"The polling firm Latino Decisions noted in 2011 that more than 70 percent of blacks, Latinos and Asians believe that government has gotten bigger because the problems facing the country have grown bigger, rather than because government has gotten involved in issues in which it shouldn’t be engaged.The data on attitudes among Latinos and Asians must particularly gall conservatives. Republicans have argued for years that Latinos should be naturally attracted to their tax and regulatory policies because of the high number of small-business owners among them. Republicans have also noted that, while there are differences among various groups, Asians on the whole have the highest average educational level and median household income of any racial or ethnic group in the United States, including whites.
In the simplistic conservative view of the world, Latinos’ and Asians’ self-interest and material success mean that they should hate taxes and despise big government. But most Latinos and Asians do not despise government or desire more libertarian economic policies. This poses political challenges for the GOP.
With Republicans’ traditional base of white voters declining as a share of the electorate, who exactly are conservatives hoping to bring in to support their supply-side tax policies and budget cuts? Although Americans may dislike government spending in the abstract, there is little evidence that a vision of limited government can win a majority of the changing electorate.

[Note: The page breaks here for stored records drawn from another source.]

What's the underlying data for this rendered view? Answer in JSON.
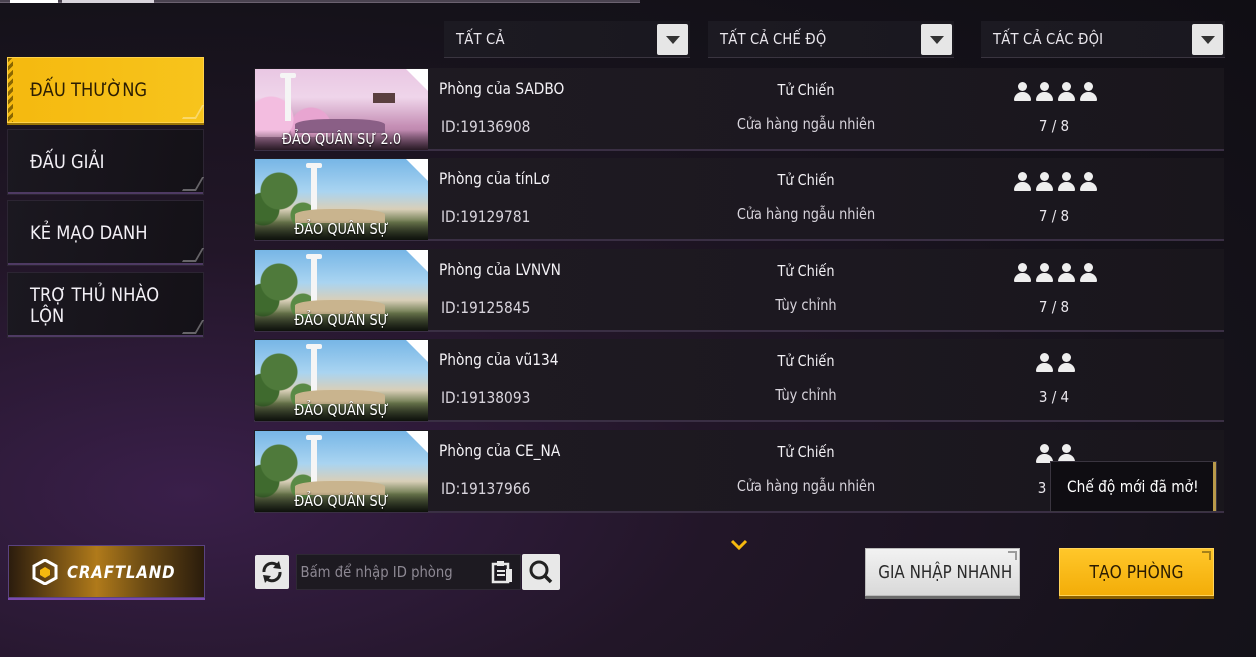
{
  "filters": {
    "all": "TẤT CẢ",
    "all_modes": "TẤT CẢ CHẾ ĐỘ",
    "all_teams": "TẤT CẢ CÁC ĐỘI"
  },
  "tabs": [
    {
      "label": "ĐẤU THƯỜNG",
      "active": true
    },
    {
      "label": "ĐẤU GIẢI",
      "active": false
    },
    {
      "label": "KẺ MẠO DANH",
      "active": false
    },
    {
      "label": "TRỢ THỦ NHÀO LỘN",
      "active": false
    }
  ],
  "craftland": {
    "label": "CRAFTLAND",
    "icon": "craftland-logo-icon"
  },
  "rooms": [
    {
      "map": "ĐẢO QUÂN SỰ 2.0",
      "name": "Phòng của SADBO",
      "id": "ID:19136908",
      "mode": "Tử Chiến",
      "sub": "Cửa hàng ngẫu nhiên",
      "players_icons": 4,
      "count": "7 / 8"
    },
    {
      "map": "ĐẢO QUÂN SỰ",
      "name": "Phòng của tínLơ",
      "id": "ID:19129781",
      "mode": "Tử Chiến",
      "sub": "Cửa hàng ngẫu nhiên",
      "players_icons": 4,
      "count": "7 / 8"
    },
    {
      "map": "ĐẢO QUÂN SỰ",
      "name": "Phòng của LVNVN",
      "id": "ID:19125845",
      "mode": "Tử Chiến",
      "sub": "Tùy chỉnh",
      "players_icons": 4,
      "count": "7 / 8"
    },
    {
      "map": "ĐẢO QUÂN SỰ",
      "name": "Phòng của vũ134",
      "id": "ID:19138093",
      "mode": "Tử Chiến",
      "sub": "Tùy chỉnh",
      "players_icons": 2,
      "count": "3 / 4"
    },
    {
      "map": "ĐẢO QUÂN SỰ",
      "name": "Phòng của CE_NA",
      "id": "ID:19137966",
      "mode": "Tử Chiến",
      "sub": "Cửa hàng ngẫu nhiên",
      "players_icons": 2,
      "count": "3"
    }
  ],
  "tooltip": "Chế độ mới đã mở!",
  "search": {
    "placeholder": "Bấm để nhập ID phòng"
  },
  "buttons": {
    "quick_join": "GIA NHẬP NHANH",
    "create_room": "TẠO PHÒNG"
  },
  "colors": {
    "accent": "#f5b90f",
    "panel": "#1c1820",
    "highlight": "#7a4ab0"
  }
}
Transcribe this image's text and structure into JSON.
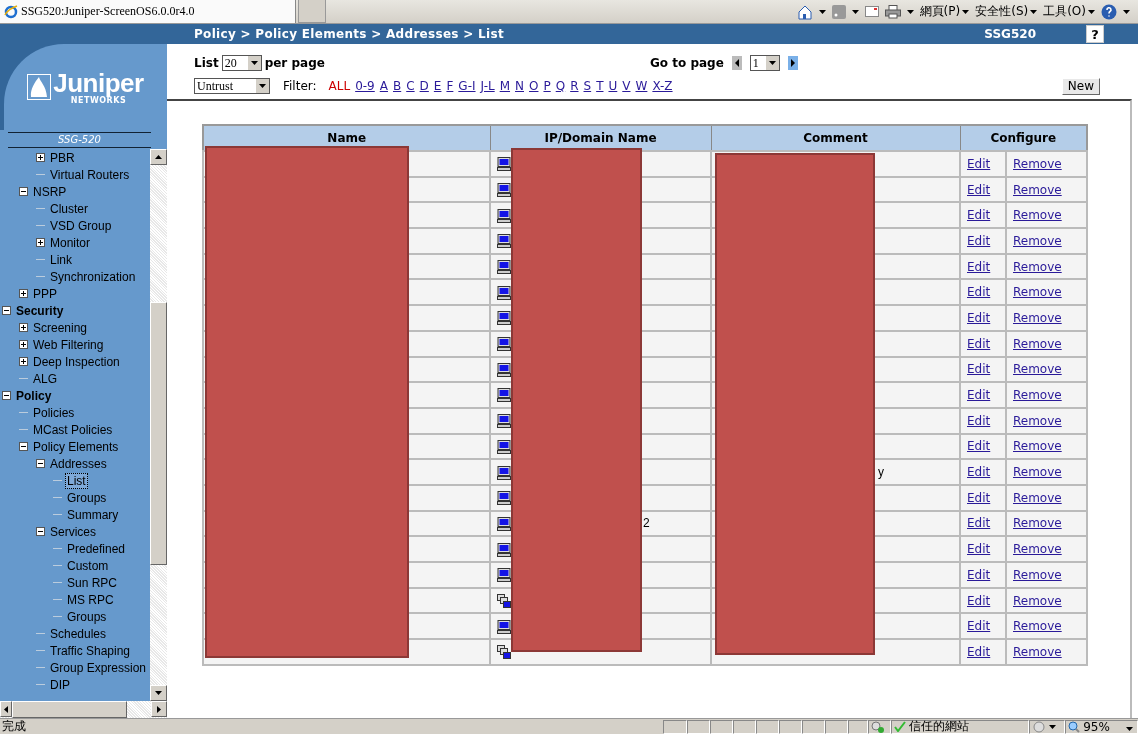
{
  "browser": {
    "tab_title": "SSG520:Juniper-ScreenOS6.0.0r4.0",
    "menus": [
      "網頁(P)",
      "安全性(S)",
      "工具(O)"
    ]
  },
  "header": {
    "breadcrumb": "Policy > Policy Elements > Addresses > List",
    "device": "SSG520",
    "help": "?"
  },
  "sidebar": {
    "logo": "Juniper",
    "logo_sub": "NETWORKS",
    "model": "SSG-520",
    "tree": [
      {
        "children": [
          {
            "children": [
              {
                "label": "PBR",
                "expanded": false,
                "selected": false
              },
              {
                "label": "Virtual Routers",
                "selected": false
              }
            ]
          },
          {
            "label": "NSRP",
            "expanded": true,
            "selected": false,
            "children": [
              {
                "label": "Cluster",
                "selected": false
              },
              {
                "label": "VSD Group",
                "selected": false
              },
              {
                "label": "Monitor",
                "expanded": false,
                "selected": false
              },
              {
                "label": "Link",
                "selected": false
              },
              {
                "label": "Synchronization",
                "selected": false
              }
            ]
          },
          {
            "label": "PPP",
            "expanded": false,
            "selected": false
          }
        ]
      },
      {
        "label": "Security",
        "expanded": true,
        "selected": false,
        "children": [
          {
            "label": "Screening",
            "expanded": false,
            "selected": false
          },
          {
            "label": "Web Filtering",
            "expanded": false,
            "selected": false
          },
          {
            "label": "Deep Inspection",
            "expanded": false,
            "selected": false
          },
          {
            "label": "ALG",
            "selected": false
          }
        ]
      },
      {
        "label": "Policy",
        "expanded": true,
        "selected": false,
        "children": [
          {
            "label": "Policies",
            "selected": false
          },
          {
            "label": "MCast Policies",
            "selected": false
          },
          {
            "label": "Policy Elements",
            "expanded": true,
            "selected": false,
            "children": [
              {
                "label": "Addresses",
                "expanded": true,
                "selected": false,
                "children": [
                  {
                    "label": "List",
                    "selected": true
                  },
                  {
                    "label": "Groups",
                    "selected": false
                  },
                  {
                    "label": "Summary",
                    "selected": false
                  }
                ]
              },
              {
                "label": "Services",
                "expanded": true,
                "selected": false,
                "children": [
                  {
                    "label": "Predefined",
                    "selected": false
                  },
                  {
                    "label": "Custom",
                    "selected": false
                  },
                  {
                    "label": "Sun RPC",
                    "selected": false
                  },
                  {
                    "label": "MS RPC",
                    "selected": false
                  },
                  {
                    "label": "Groups",
                    "selected": false
                  }
                ]
              },
              {
                "label": "Schedules",
                "selected": false
              },
              {
                "label": "Traffic Shaping",
                "selected": false
              },
              {
                "label": "Group Expression",
                "selected": false
              },
              {
                "label": "DIP",
                "selected": false
              }
            ]
          }
        ]
      }
    ]
  },
  "list_controls": {
    "label": "List",
    "per_page": "20",
    "suffix": "per page",
    "goto_label": "Go to page",
    "page": "1"
  },
  "filter": {
    "zone": "Untrust",
    "label": "Filter:",
    "letters": [
      {
        "label": "ALL",
        "selected": true
      },
      {
        "label": "0-9",
        "selected": false
      },
      {
        "label": "A",
        "selected": false
      },
      {
        "label": "B",
        "selected": false
      },
      {
        "label": "C",
        "selected": false
      },
      {
        "label": "D",
        "selected": false
      },
      {
        "label": "E",
        "selected": false
      },
      {
        "label": "F",
        "selected": false
      },
      {
        "label": "G-I",
        "selected": false
      },
      {
        "label": "J-L",
        "selected": false
      },
      {
        "label": "M",
        "selected": false
      },
      {
        "label": "N",
        "selected": false
      },
      {
        "label": "O",
        "selected": false
      },
      {
        "label": "P",
        "selected": false
      },
      {
        "label": "Q",
        "selected": false
      },
      {
        "label": "R",
        "selected": false
      },
      {
        "label": "S",
        "selected": false
      },
      {
        "label": "T",
        "selected": false
      },
      {
        "label": "U",
        "selected": false
      },
      {
        "label": "V",
        "selected": false
      },
      {
        "label": "W",
        "selected": false
      },
      {
        "label": "X-Z",
        "selected": false
      }
    ],
    "new_button": "New"
  },
  "table": {
    "columns": [
      "Name",
      "IP/Domain Name",
      "Comment",
      "Configure"
    ],
    "rows": [
      {
        "kind": "host",
        "edit": "Edit",
        "remove": "Remove"
      },
      {
        "kind": "host",
        "edit": "Edit",
        "remove": "Remove"
      },
      {
        "kind": "host",
        "edit": "Edit",
        "remove": "Remove"
      },
      {
        "kind": "host",
        "edit": "Edit",
        "remove": "Remove"
      },
      {
        "kind": "host",
        "edit": "Edit",
        "remove": "Remove"
      },
      {
        "kind": "host",
        "edit": "Edit",
        "remove": "Remove"
      },
      {
        "kind": "host",
        "edit": "Edit",
        "remove": "Remove"
      },
      {
        "kind": "host",
        "edit": "Edit",
        "remove": "Remove"
      },
      {
        "kind": "host",
        "edit": "Edit",
        "remove": "Remove"
      },
      {
        "kind": "host",
        "edit": "Edit",
        "remove": "Remove"
      },
      {
        "kind": "host",
        "edit": "Edit",
        "remove": "Remove"
      },
      {
        "kind": "host",
        "edit": "Edit",
        "remove": "Remove"
      },
      {
        "kind": "host",
        "comment": "y",
        "edit": "Edit",
        "remove": "Remove"
      },
      {
        "kind": "host",
        "edit": "Edit",
        "remove": "Remove"
      },
      {
        "kind": "host",
        "ip": "2",
        "edit": "Edit",
        "remove": "Remove"
      },
      {
        "kind": "host",
        "edit": "Edit",
        "remove": "Remove"
      },
      {
        "kind": "host",
        "edit": "Edit",
        "remove": "Remove"
      },
      {
        "kind": "group",
        "edit": "Edit",
        "remove": "Remove"
      },
      {
        "kind": "host",
        "edit": "Edit",
        "remove": "Remove"
      },
      {
        "kind": "group",
        "edit": "Edit",
        "remove": "Remove"
      }
    ]
  },
  "status_bar": {
    "text": "完成",
    "zone": "信任的網站",
    "zoom": "95%"
  }
}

The millennial generation’s views are the other big driver of change. Members of this generation, who are on track to count for almost two of every five eligible voters by the 2020 election, have a positive take on government’s potential role. In the 2012 exit poll, 59 percent of 18- to 29-year-olds said government should be doing more to solve problems. Just 37 percent thought government was doing too many things better left to businesses and individuals. These voters are America’s future, and they will change our national conversation about government dramatically in the coming years.

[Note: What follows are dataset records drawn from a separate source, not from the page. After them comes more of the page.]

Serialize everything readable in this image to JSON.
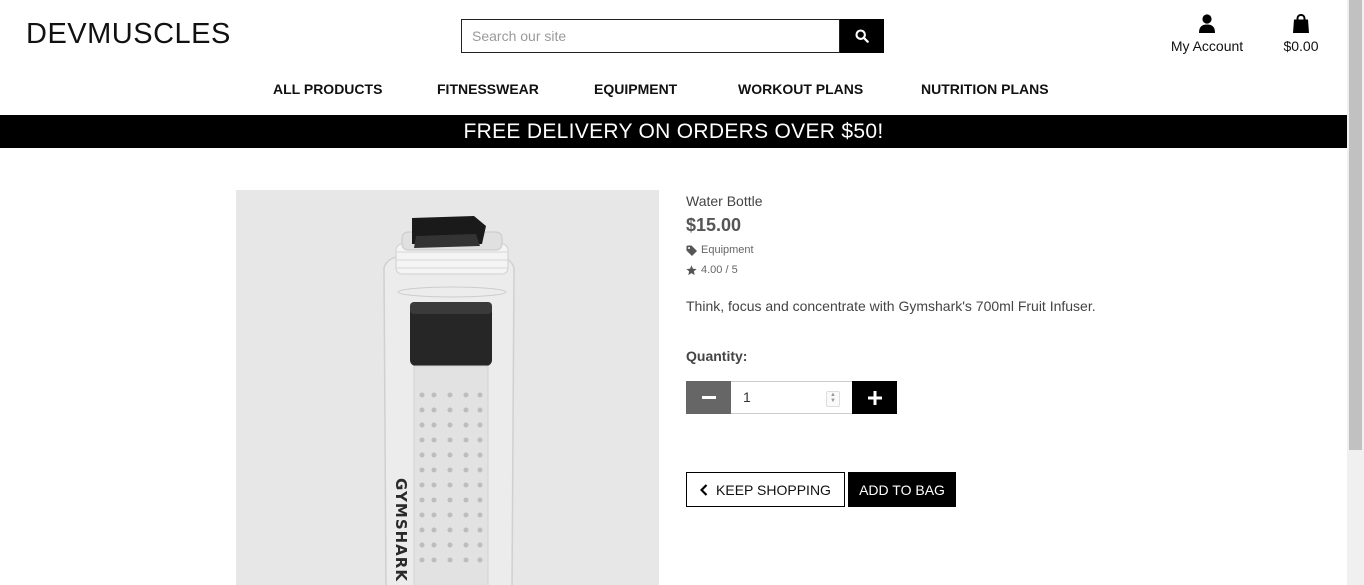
{
  "header": {
    "logo": "DEVMUSCLES",
    "search_placeholder": "Search our site",
    "account_label": "My Account",
    "bag_total": "$0.00"
  },
  "nav": {
    "items": [
      "ALL PRODUCTS",
      "FITNESSWEAR",
      "EQUIPMENT",
      "WORKOUT PLANS",
      "NUTRITION PLANS"
    ]
  },
  "banner": "FREE DELIVERY ON ORDERS OVER $50!",
  "product": {
    "name": "Water Bottle",
    "price": "$15.00",
    "category": "Equipment",
    "rating": "4.00 / 5",
    "description": "Think, focus and concentrate with Gymshark's 700ml Fruit Infuser.",
    "image_text": "GYMSHARK"
  },
  "quantity": {
    "label": "Quantity:",
    "value": "1"
  },
  "actions": {
    "keep_shopping": "KEEP SHOPPING",
    "add_to_bag": "ADD TO BAG"
  }
}
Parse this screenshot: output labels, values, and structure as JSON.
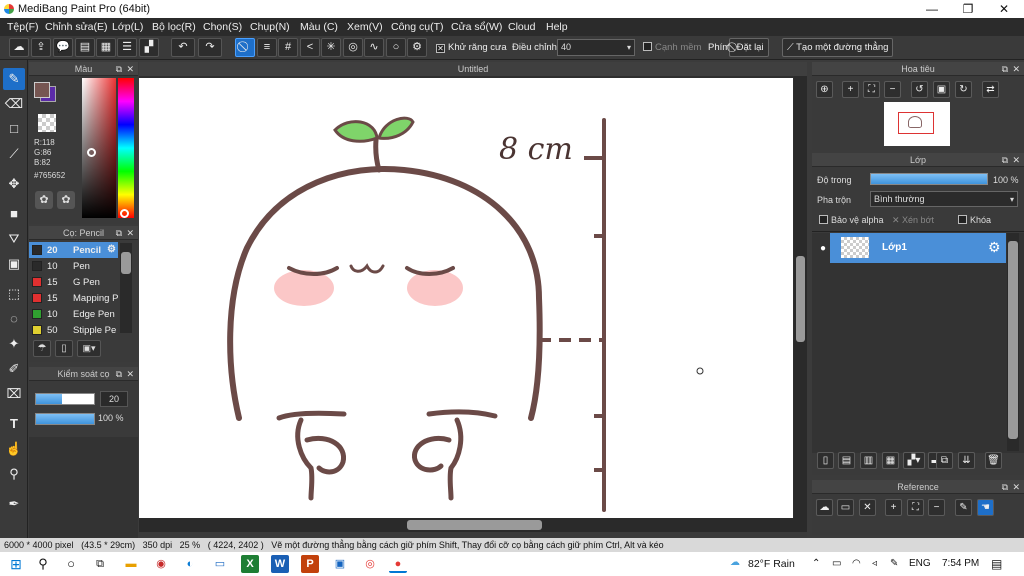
{
  "window": {
    "title": "MediBang Paint Pro (64bit)",
    "minimize": "—",
    "maximize": "❐",
    "close": "✕"
  },
  "menu": [
    "Tệp(F)",
    "Chỉnh sửa(E)",
    "Lớp(L)",
    "Bộ lọc(R)",
    "Chọn(S)",
    "Chụp(N)",
    "Màu (C)",
    "Xem(V)",
    "Công cụ(T)",
    "Cửa sổ(W)",
    "Cloud",
    "Help"
  ],
  "toolbar": {
    "antialias_label": "Khử răng cưa",
    "adjust_label": "Điều chỉnh",
    "adjust_value": "40",
    "soft_edge_label": "Cạnh mềm",
    "key_label": "Phím",
    "reset_label": "Đặt lại",
    "straight_line_label": "Tạo một đường thẳng"
  },
  "color_panel": {
    "title": "Màu",
    "r": "R:118",
    "g": "G:86",
    "b": "B:82",
    "hex": "#765652",
    "fg_color": "#765652",
    "bg_color": "#5b2ba8"
  },
  "brush_panel": {
    "title": "Cọ: Pencil",
    "items": [
      {
        "size": "20",
        "name": "Pencil",
        "color": "#2a2a2a",
        "selected": true
      },
      {
        "size": "10",
        "name": "Pen",
        "color": "#2a2a2a"
      },
      {
        "size": "15",
        "name": "G Pen",
        "color": "#e03030"
      },
      {
        "size": "15",
        "name": "Mapping P",
        "color": "#e03030"
      },
      {
        "size": "10",
        "name": "Edge Pen",
        "color": "#30a030"
      },
      {
        "size": "50",
        "name": "Stipple Pe",
        "color": "#e0d030"
      }
    ]
  },
  "brush_control": {
    "title": "Kiểm soát cọ",
    "size": "20",
    "opacity": "100 %",
    "size_fraction": 0.45,
    "opacity_fraction": 1.0
  },
  "canvas": {
    "tab_title": "Untitled",
    "label": "8 cm"
  },
  "navigator": {
    "title": "Hoa tiêu"
  },
  "layer_panel": {
    "title": "Lớp",
    "opacity_label": "Độ trong",
    "opacity_value": "100 %",
    "blend_label": "Pha trộn",
    "blend_value": "Bình thường",
    "protect_alpha": "Bảo vệ alpha",
    "clip": "Xén bớt",
    "lock": "Khóa",
    "layer_name": "Lớp1"
  },
  "reference": {
    "title": "Reference"
  },
  "status": {
    "size": "6000 * 4000 pixel",
    "cm": "(43.5 * 29cm)",
    "dpi": "350 dpi",
    "zoom": "25 %",
    "coords": "( 4224, 2402 )",
    "hint": "Vẽ một đường thẳng bằng cách giữ phím Shift, Thay đổi cỡ cọ bằng cách giữ phím Ctrl, Alt và kéo"
  },
  "taskbar": {
    "weather": "82°F  Rain",
    "lang": "ENG",
    "time": "7:54 PM"
  }
}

To conservatives’ discomfort, changes in attitudes about government cannot be finessed by softer words on immigration and same-sex marriage. Likewise, new leaders or better outreach and technology will not solve their problems with these rising voters. Perhaps that is why conservatives are being so adamant and extreme about cutting government: Tomorrow’s political terrain is likely to be less congenial to their anti-government fervor, and they want to accomplish what they can before the tide turns.